Aim: Decision-making is an integral aspect of midwifery practice. Despite the crucial role it plays in childbirth, there is a significant lack of research into the factors involved in midwives’ clinical decision-making. The current study sought to determine whether several personality characteristics, such as impulsivity, influenced the judgements that midwives made on clinical decisions, and whether these judgements were modified through the use of a midwifery-specific enhanced decision-making and assessment (EDAM) tool.
Method: Midwives (N = 89) recruited through the Australian College of Midwives and the international Midwifery and Reproductive Health Research Forum completed a survey containing three childbirth vignettes and a number of instruments including the Behavioural Inhibition/ Activation Scales (BIS/BAS). Participants were asked to rate the midwives’ clinical reasoning and midwifery practice in the vignettes on a 7-point Likert scale. One group of participants (N = 30) were asked to make these judgements after they had completed the EDAM tool, and another group (N = 59) did not.
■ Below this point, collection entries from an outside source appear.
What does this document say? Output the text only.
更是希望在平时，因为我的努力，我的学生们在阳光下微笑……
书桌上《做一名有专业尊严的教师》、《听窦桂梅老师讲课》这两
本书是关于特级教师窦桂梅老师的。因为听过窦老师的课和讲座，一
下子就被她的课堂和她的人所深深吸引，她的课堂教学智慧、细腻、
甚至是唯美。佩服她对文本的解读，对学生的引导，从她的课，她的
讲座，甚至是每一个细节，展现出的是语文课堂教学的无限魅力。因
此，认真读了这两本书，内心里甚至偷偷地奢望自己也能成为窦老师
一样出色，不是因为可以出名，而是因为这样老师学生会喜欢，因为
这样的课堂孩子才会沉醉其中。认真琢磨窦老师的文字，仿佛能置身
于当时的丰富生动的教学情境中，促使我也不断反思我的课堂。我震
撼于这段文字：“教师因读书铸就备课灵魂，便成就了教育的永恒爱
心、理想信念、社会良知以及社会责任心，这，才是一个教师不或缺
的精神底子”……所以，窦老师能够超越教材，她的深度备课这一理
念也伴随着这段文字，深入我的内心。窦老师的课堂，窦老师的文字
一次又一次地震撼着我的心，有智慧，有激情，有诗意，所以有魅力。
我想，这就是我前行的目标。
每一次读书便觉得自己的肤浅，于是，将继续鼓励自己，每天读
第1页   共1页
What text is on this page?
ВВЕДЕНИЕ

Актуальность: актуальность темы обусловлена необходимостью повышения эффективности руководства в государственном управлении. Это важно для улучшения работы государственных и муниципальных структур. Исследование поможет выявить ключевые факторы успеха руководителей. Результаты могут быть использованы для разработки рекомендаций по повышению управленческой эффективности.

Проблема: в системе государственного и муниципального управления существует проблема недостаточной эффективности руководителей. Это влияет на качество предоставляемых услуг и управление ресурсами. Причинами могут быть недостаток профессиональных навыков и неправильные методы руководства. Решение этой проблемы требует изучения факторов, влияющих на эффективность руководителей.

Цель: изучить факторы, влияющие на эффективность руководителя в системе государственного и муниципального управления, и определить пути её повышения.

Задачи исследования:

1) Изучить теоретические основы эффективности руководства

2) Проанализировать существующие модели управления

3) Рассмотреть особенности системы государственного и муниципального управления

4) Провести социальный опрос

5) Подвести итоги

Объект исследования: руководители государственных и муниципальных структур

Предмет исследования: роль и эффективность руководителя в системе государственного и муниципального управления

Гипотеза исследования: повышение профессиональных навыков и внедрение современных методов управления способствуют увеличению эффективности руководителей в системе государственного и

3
Results: There was some evidence for a relation between participants’ scores on the BIS/BAS and their judgements in some of the scenarios. In two of the scenarios, when following the use of the EDAM tool, mean judgments of midwifery practice and decision-making were higher than without the tool. In these scenarios, subscales of the EDAM tool correlated with judgements. In the third scenario, use of the EDAM tool did not impact judgements, and these were uncorrelated with any of its subscales.
Conclusions: Use of the EDAM tool influences midwives’ judgements, but this is dependent on the specific factors involved in the vignette. The role of sensitivity to reward in decision-making tasks such as this is not well recognised, and future efforts to further explore this factor may enhance training for effective decision-making.